Attention, aucun des trois n’est ce qu’il parait, parce que personne, absolument personne, dans ce film n’en sortira indemne.
C’est une comédie cynique qui ne va épargner aucun personnage.
Il y a aussi des petits rôles, comme celui tenu par Zabou Breitman, en caricature de manageuse (elle a oublié de s’épiler la moustache depuis trop longtemps, on ne voit que çà !) mais ceux là sont davantage des caricatures du monde de l’entreprise qu’autre chose, personnages déjà largement exploités dans les précédentes productions signées Nicolas et Bruno. Quant au scénario, à mon avis, il est bien plus épais et intéressant que le simple résumé du film pourrait le laisser supposer. Sous forme d’une sorte de spirale infernale, il narre le désarroi d’un homme normal qui voit une meilleur version de sa vie se dérouler sous ses yeux.
On est parfois à deux doigts du fantastique quand personne d’autre que lui ne se rends compte de la ressemblance : est-il tout simplement en train de devenir fou ?

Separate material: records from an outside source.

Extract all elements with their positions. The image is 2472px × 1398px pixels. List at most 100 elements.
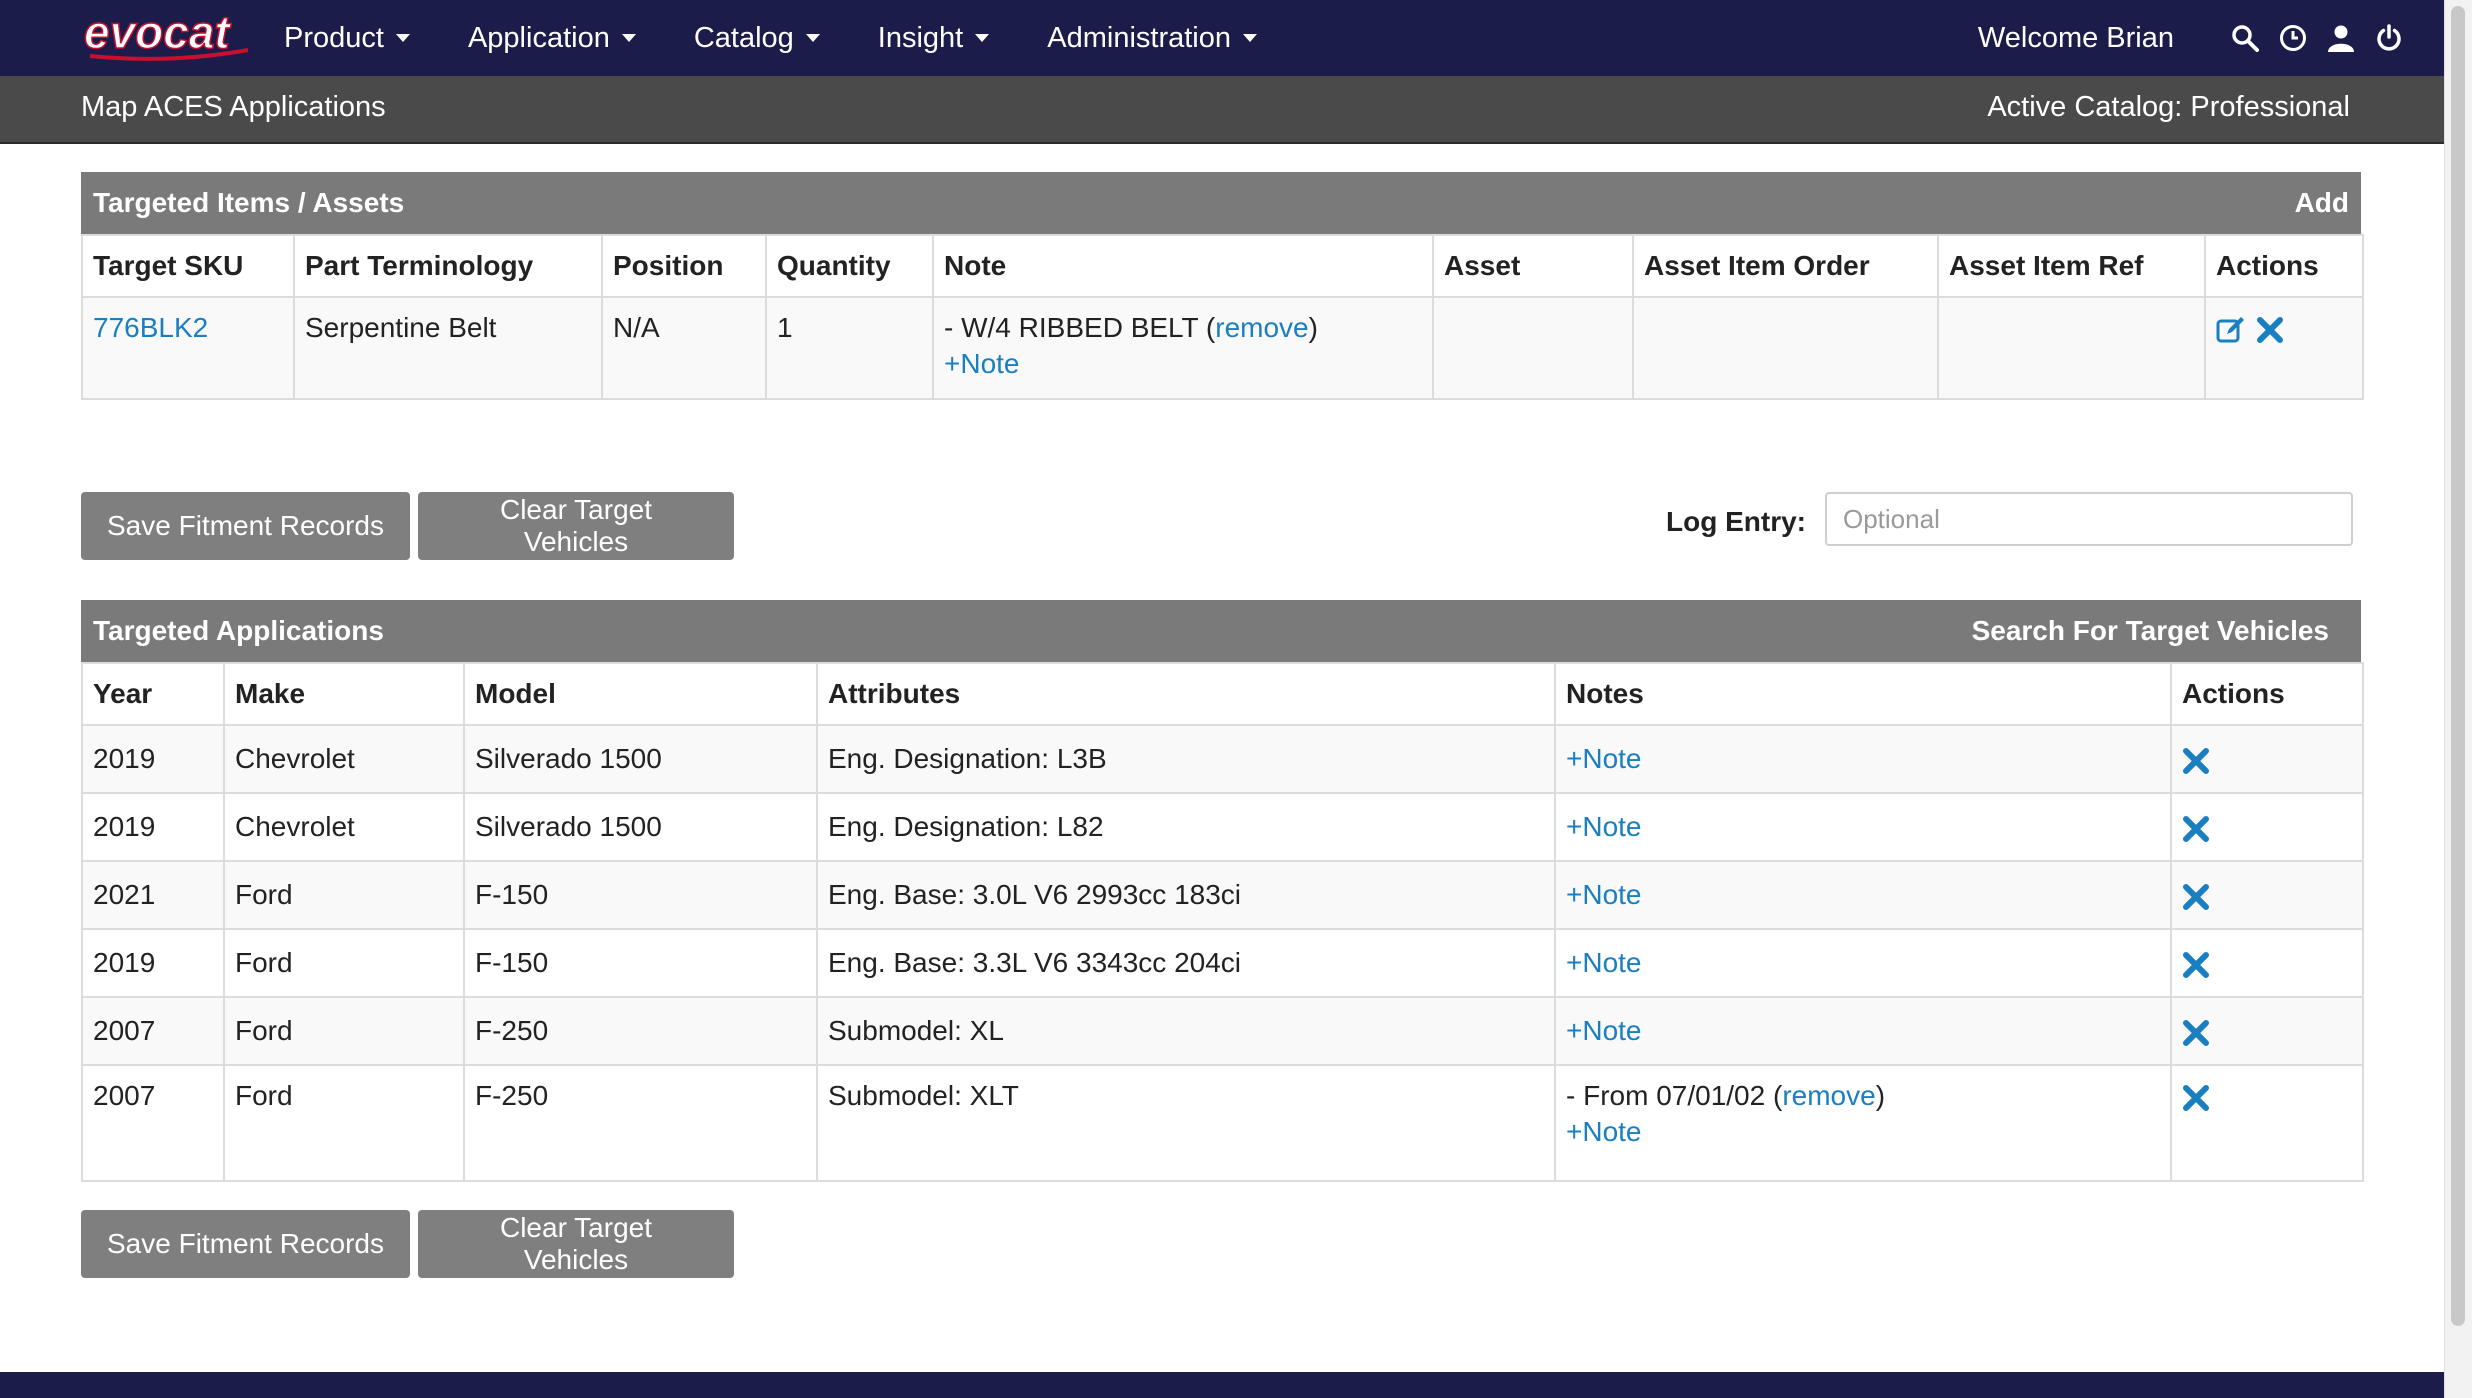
col-actions: Actions bbox=[2204, 234, 2364, 298]
notes-cell: +Note bbox=[1554, 724, 2172, 794]
add-note-link[interactable]: +Note bbox=[1566, 1015, 1642, 1046]
add-note-link[interactable]: +Note bbox=[1566, 1116, 1642, 1147]
notes-cell: - From 07/01/02 (remove) +Note bbox=[1554, 1064, 2172, 1182]
note-text: - W/4 RIBBED BELT ( bbox=[944, 312, 1216, 343]
year-cell: 2019 bbox=[81, 792, 225, 862]
col-year: Year bbox=[81, 662, 225, 726]
add-note-link[interactable]: +Note bbox=[1566, 811, 1642, 842]
targeted-items-title: Targeted Items / Assets bbox=[93, 187, 405, 218]
note-text: - From 07/01/02 ( bbox=[1566, 1080, 1783, 1111]
delete-icon[interactable] bbox=[2182, 951, 2210, 979]
delete-icon[interactable] bbox=[2182, 883, 2210, 911]
nav-application-menu[interactable]: Application bbox=[468, 0, 636, 76]
nav-product-label: Product bbox=[284, 22, 384, 54]
nav-user-area: Welcome Brian bbox=[1978, 0, 2404, 76]
note-line: - From 07/01/02 (remove) bbox=[1566, 1080, 2160, 1112]
table-row: 2021 Ford F-150 Eng. Base: 3.0L V6 2993c… bbox=[81, 860, 2364, 930]
model-cell: F-250 bbox=[463, 1064, 818, 1182]
caret-down-icon bbox=[621, 34, 636, 42]
make-cell: Ford bbox=[223, 928, 465, 998]
delete-icon[interactable] bbox=[2182, 1084, 2210, 1112]
vertical-scrollbar[interactable] bbox=[2444, 0, 2472, 1398]
edit-icon[interactable] bbox=[2216, 315, 2246, 345]
asset-cell bbox=[1432, 296, 1634, 400]
table-row: 776BLK2 Serpentine Belt N/A 1 - W/4 RIBB… bbox=[81, 296, 2364, 400]
note-suffix: ) bbox=[1308, 312, 1318, 343]
nav-insight-label: Insight bbox=[877, 22, 964, 54]
make-cell: Ford bbox=[223, 860, 465, 930]
notes-cell: +Note bbox=[1554, 996, 2172, 1066]
evocat-logo[interactable]: evocat bbox=[80, 6, 256, 66]
col-make: Make bbox=[223, 662, 465, 726]
col-part-terminology: Part Terminology bbox=[293, 234, 603, 298]
year-cell: 2019 bbox=[81, 928, 225, 998]
add-note-link[interactable]: +Note bbox=[1566, 743, 1642, 774]
clear-target-vehicles-button[interactable]: Clear Target Vehicles bbox=[418, 492, 734, 560]
delete-icon[interactable] bbox=[2256, 316, 2284, 344]
actions-cell bbox=[2170, 928, 2364, 998]
note-line: - W/4 RIBBED BELT (remove) bbox=[944, 312, 1422, 344]
year-cell: 2021 bbox=[81, 860, 225, 930]
caret-down-icon bbox=[805, 34, 820, 42]
attributes-cell: Submodel: XL bbox=[816, 996, 1556, 1066]
model-cell: Silverado 1500 bbox=[463, 724, 818, 794]
nav-catalog-label: Catalog bbox=[693, 22, 794, 54]
footer-bar bbox=[0, 1372, 2444, 1398]
active-catalog-label: Active Catalog: Professional bbox=[1987, 91, 2350, 123]
nav-application-label: Application bbox=[467, 22, 610, 54]
delete-icon[interactable] bbox=[2182, 747, 2210, 775]
search-icon[interactable] bbox=[2230, 23, 2260, 53]
add-note-link[interactable]: +Note bbox=[1566, 879, 1642, 910]
user-icon[interactable] bbox=[2326, 23, 2356, 53]
main-menu: Product Application Catalog Insight Admi… bbox=[284, 0, 1315, 76]
nav-product-menu[interactable]: Product bbox=[284, 0, 410, 76]
scrollbar-thumb[interactable] bbox=[2451, 6, 2465, 1326]
col-asset-item-ref: Asset Item Ref bbox=[1937, 234, 2206, 298]
page-title: Map ACES Applications bbox=[81, 91, 386, 123]
sku-link[interactable]: 776BLK2 bbox=[93, 312, 208, 343]
attributes-cell: Submodel: XLT bbox=[816, 1064, 1556, 1182]
nav-insight-menu[interactable]: Insight bbox=[877, 0, 990, 76]
add-item-link[interactable]: Add bbox=[2295, 172, 2349, 234]
remove-note-link[interactable]: remove bbox=[1782, 1080, 1875, 1111]
asset-item-order-cell bbox=[1632, 296, 1939, 400]
add-note-link[interactable]: +Note bbox=[1566, 947, 1642, 978]
col-model: Model bbox=[463, 662, 818, 726]
make-cell: Chevrolet bbox=[223, 724, 465, 794]
table-row: 2019 Chevrolet Silverado 1500 Eng. Desig… bbox=[81, 792, 2364, 862]
log-entry-input[interactable] bbox=[1825, 492, 2353, 546]
model-cell: Silverado 1500 bbox=[463, 792, 818, 862]
delete-icon[interactable] bbox=[2182, 1019, 2210, 1047]
actions-cell bbox=[2170, 724, 2364, 794]
col-actions: Actions bbox=[2170, 662, 2364, 726]
attributes-cell: Eng. Base: 3.0L V6 2993cc 183ci bbox=[816, 860, 1556, 930]
actions-cell bbox=[2170, 1064, 2364, 1182]
nav-catalog-menu[interactable]: Catalog bbox=[694, 0, 820, 76]
note-cell: - W/4 RIBBED BELT (remove) +Note bbox=[932, 296, 1434, 400]
position-cell: N/A bbox=[601, 296, 767, 400]
remove-note-link[interactable]: remove bbox=[1215, 312, 1308, 343]
add-note-link[interactable]: +Note bbox=[944, 348, 1020, 379]
save-fitment-button[interactable]: Save Fitment Records bbox=[81, 492, 410, 560]
svg-text:evocat: evocat bbox=[84, 6, 231, 58]
clear-target-vehicles-button-bottom[interactable]: Clear Target Vehicles bbox=[418, 1210, 734, 1278]
delete-icon[interactable] bbox=[2182, 815, 2210, 843]
col-attributes: Attributes bbox=[816, 662, 1556, 726]
part-terminology-cell: Serpentine Belt bbox=[293, 296, 603, 400]
table-row: 2019 Chevrolet Silverado 1500 Eng. Desig… bbox=[81, 724, 2364, 794]
table-row: 2019 Ford F-150 Eng. Base: 3.3L V6 3343c… bbox=[81, 928, 2364, 998]
attributes-cell: Eng. Designation: L82 bbox=[816, 792, 1556, 862]
model-cell: F-150 bbox=[463, 928, 818, 998]
note-suffix: ) bbox=[1875, 1080, 1886, 1111]
caret-down-icon bbox=[1243, 34, 1257, 42]
table-header-row: Target SKU Part Terminology Position Qua… bbox=[81, 234, 2364, 298]
power-icon[interactable] bbox=[2374, 23, 2404, 53]
make-cell: Ford bbox=[223, 1064, 465, 1182]
search-target-vehicles-link[interactable]: Search For Target Vehicles bbox=[1972, 600, 2329, 662]
top-navbar: evocat Product Application Catalog Insig… bbox=[0, 0, 2444, 76]
history-icon[interactable] bbox=[2278, 23, 2308, 53]
targeted-applications-header: Targeted Applications Search For Target … bbox=[81, 600, 2361, 662]
nav-administration-menu[interactable]: Administration bbox=[1047, 0, 1257, 76]
save-fitment-button-bottom[interactable]: Save Fitment Records bbox=[81, 1210, 410, 1278]
attributes-cell: Eng. Designation: L3B bbox=[816, 724, 1556, 794]
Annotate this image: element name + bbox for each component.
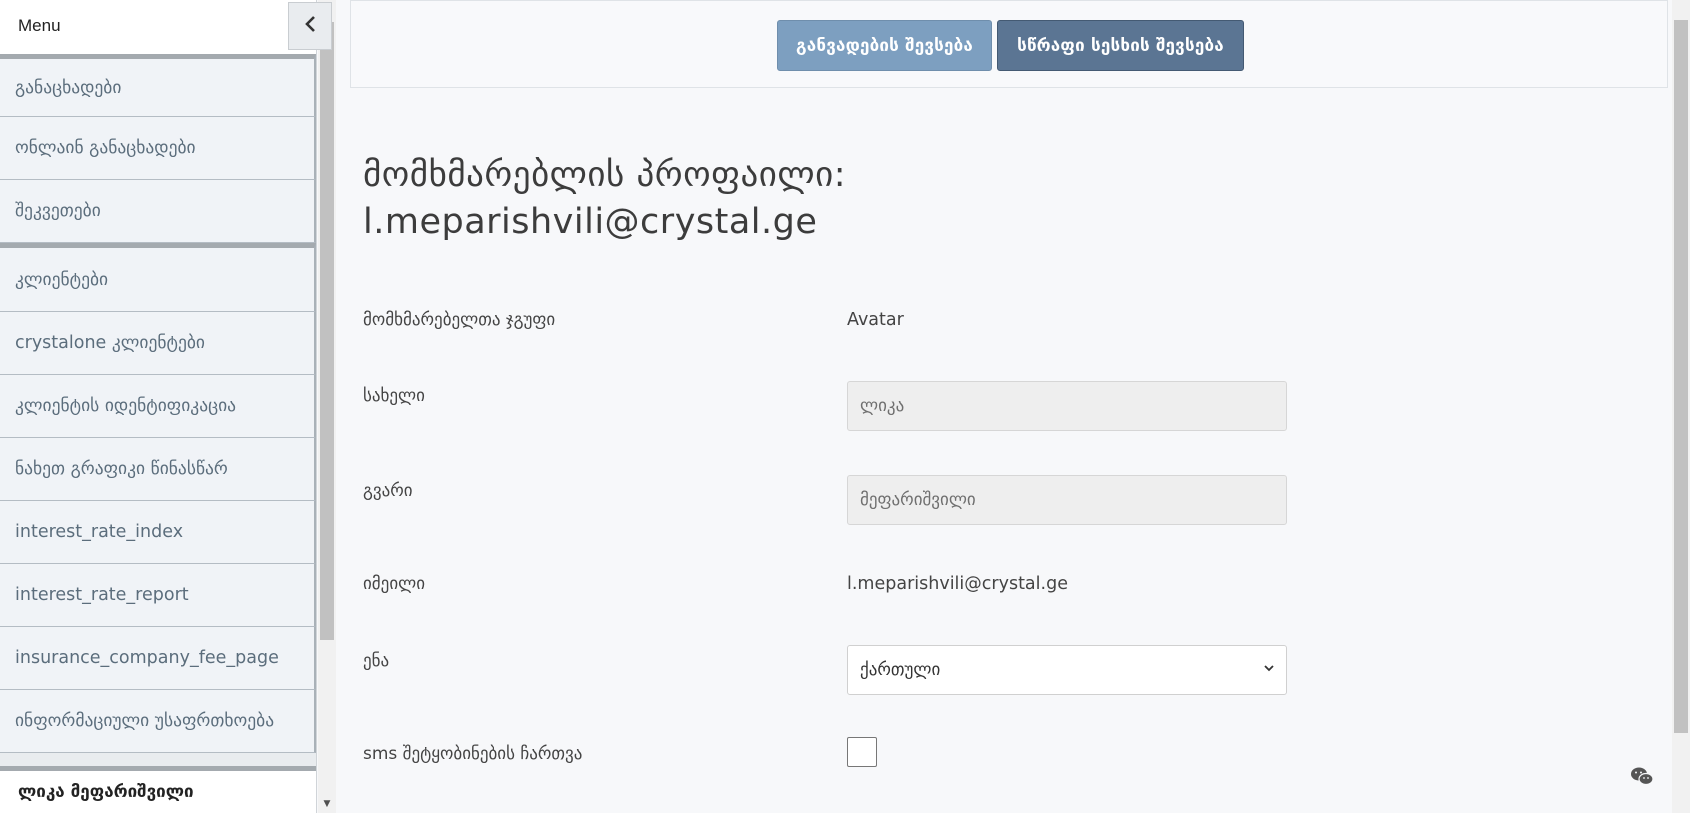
first-name-field[interactable]: ლიკა <box>847 381 1287 431</box>
sidebar-item-label: კლიენტები <box>15 269 109 290</box>
language-select[interactable]: ქართული <box>847 645 1287 695</box>
sidebar-item-orders[interactable]: შეკვეთები <box>0 180 316 243</box>
menu-title: Menu <box>18 16 61 35</box>
main-scroll-thumb[interactable] <box>1674 20 1688 733</box>
sidebar-item-crystalone-clients[interactable]: crystalone კლიენტები <box>0 312 316 375</box>
sidebar-item-label: interest_rate_index <box>15 522 184 542</box>
quick-loan-fill-button[interactable]: სწრაფი სესხის შევსება <box>997 20 1244 71</box>
sidebar-item-label: crystalone კლიენტები <box>15 333 205 353</box>
sidebar-item-applications[interactable]: განაცხადები <box>0 54 316 117</box>
last-name-value: მეფარიშვილი <box>860 490 976 510</box>
scroll-down-arrow-icon[interactable]: ▼ <box>320 797 334 811</box>
sidebar-item-clients[interactable]: კლიენტები <box>0 243 316 312</box>
sidebar-item-label: განაცხადები <box>15 77 122 98</box>
main-content: განვადების შევსება სწრაფი სესხის შევსება… <box>336 0 1672 813</box>
chevron-down-icon <box>1262 660 1276 679</box>
sidebar-item-label: ონლაინ განაცხადები <box>15 138 196 158</box>
page-title: მომხმარებლის პროფაილი: l.meparishvili@cr… <box>363 152 1263 246</box>
sidebar-item-client-identification[interactable]: კლიენტის იდენტიფიკაცია <box>0 375 316 438</box>
language-selected-value: ქართული <box>860 660 941 680</box>
sidebar-item-label: ნახეთ გრაფიკი წინასწარ <box>15 459 228 479</box>
language-label: ენა <box>363 651 390 671</box>
chat-icon[interactable] <box>1630 766 1654 788</box>
sms-notifications-label: sms შეტყობინების ჩართვა <box>363 744 583 764</box>
sidebar-user-name[interactable]: ლიკა მეფარიშვილი <box>0 766 316 813</box>
chevron-left-icon <box>303 14 317 39</box>
sidebar-item-online-applications[interactable]: ონლაინ განაცხადები <box>0 117 316 180</box>
first-name-value: ლიკა <box>860 396 905 416</box>
sidebar-scroll-thumb[interactable] <box>320 22 334 640</box>
sidebar-item-label: კლიენტის იდენტიფიკაცია <box>15 396 237 416</box>
email-label: იმეილი <box>363 574 426 594</box>
sidebar-item-schedule-preview[interactable]: ნახეთ გრაფიკი წინასწარ <box>0 438 316 501</box>
sidebar-item-label: insurance_company_fee_page <box>15 648 279 668</box>
page-title-email: l.meparishvili@crystal.ge <box>363 202 818 242</box>
user-group-value: Avatar <box>847 310 904 330</box>
sidebar-item-insurance-company-fee[interactable]: insurance_company_fee_page <box>0 627 316 690</box>
sidebar-item-label: interest_rate_report <box>15 585 189 605</box>
last-name-label: გვარი <box>363 481 413 501</box>
user-group-label: მომხმარებელთა ჯგუფი <box>363 310 556 330</box>
sms-notifications-checkbox[interactable] <box>847 737 877 767</box>
sidebar-item-interest-rate-report[interactable]: interest_rate_report <box>0 564 316 627</box>
sidebar-item-label: ინფორმაციული უსაფრთხოება <box>15 711 275 731</box>
sidebar-menu: განაცხადები ონლაინ განაცხადები შეკვეთები… <box>0 54 316 753</box>
main-scrollbar[interactable] <box>1672 0 1690 813</box>
sidebar-item-label: შეკვეთები <box>15 201 101 221</box>
page-title-line1: მომხმარებლის პროფაილი: <box>363 155 847 195</box>
sidebar-header: Menu <box>0 0 316 55</box>
installment-fill-button[interactable]: განვადების შევსება <box>777 20 992 71</box>
sidebar-scrollbar[interactable]: ▼ <box>318 0 336 813</box>
sidebar-item-interest-rate-index[interactable]: interest_rate_index <box>0 501 316 564</box>
action-bar: განვადების შევსება სწრაფი სესხის შევსება <box>350 0 1668 88</box>
sidebar: Menu განაცხადები ონლაინ განაცხადები შეკვ… <box>0 0 332 813</box>
sidebar-item-information-security[interactable]: ინფორმაციული უსაფრთხოება <box>0 690 316 753</box>
email-value: l.meparishvili@crystal.ge <box>847 574 1068 594</box>
collapse-sidebar-button[interactable] <box>288 2 332 50</box>
first-name-label: სახელი <box>363 386 425 406</box>
last-name-field[interactable]: მეფარიშვილი <box>847 475 1287 525</box>
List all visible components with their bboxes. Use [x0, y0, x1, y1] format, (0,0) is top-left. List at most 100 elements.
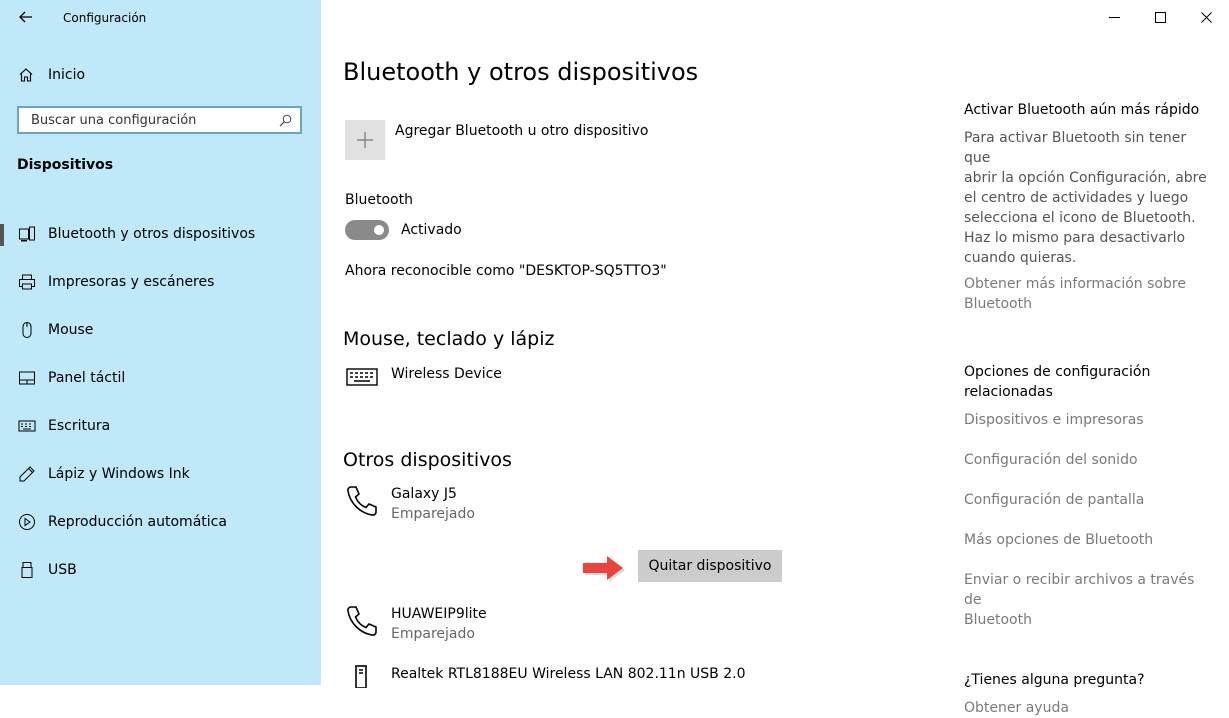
link-devices-printers[interactable]: Dispositivos e impresoras: [964, 410, 1214, 430]
bluetooth-label: Bluetooth: [345, 192, 413, 208]
tip-title: Activar Bluetooth aún más rápido: [964, 102, 1200, 118]
device-text: Realtek RTL8188EU Wireless LAN 802.11n U…: [391, 664, 745, 684]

Son animosité envers son voisin lui fait faire au départ des choses mesquines pour devenir de plus en plus folles et inquiétantes. Pendant les 4/5ème du film, le méchant c’est lui, c’est de lui que vient le malaise car plus on avance, plus il le distille d’abord par petites touches, puis à grosses gouttes. Dans sa toute dernière partie, disons le dernier quart d’heure, le film part en sucette, dans le bon sens du terme : l
es coups de théâtre succèdent aux révélations, les valeurs se brouillent, la frontière entre Bien et Mal explose, celle entre la réalité et le non sens n’est plus qu’un souvenir et le film se termine sur une note ultra cynique, très noire, assez jubilatoire aussi, pour peu qu’on soit client de ce genre d’humour
. Alors bien-sur c’est un film qui n’est pas calibré pour les âmes sensibles et les amateurs de bon sens et de gouts raffinés. Je dirais que si comme moi on a bien aimé le mésestimé « Personne aux Deux Personnes », alors on peut prendre beaucoup de plaisir devant « Alter Ego ». Cette comédie noire et absurde est à la fois une belle performance d’acteur et aussi une modeste réflexion sur la vie qu’on a, celle qu’on aimerait avoir,
celle dont on devrait peut-être se contenter.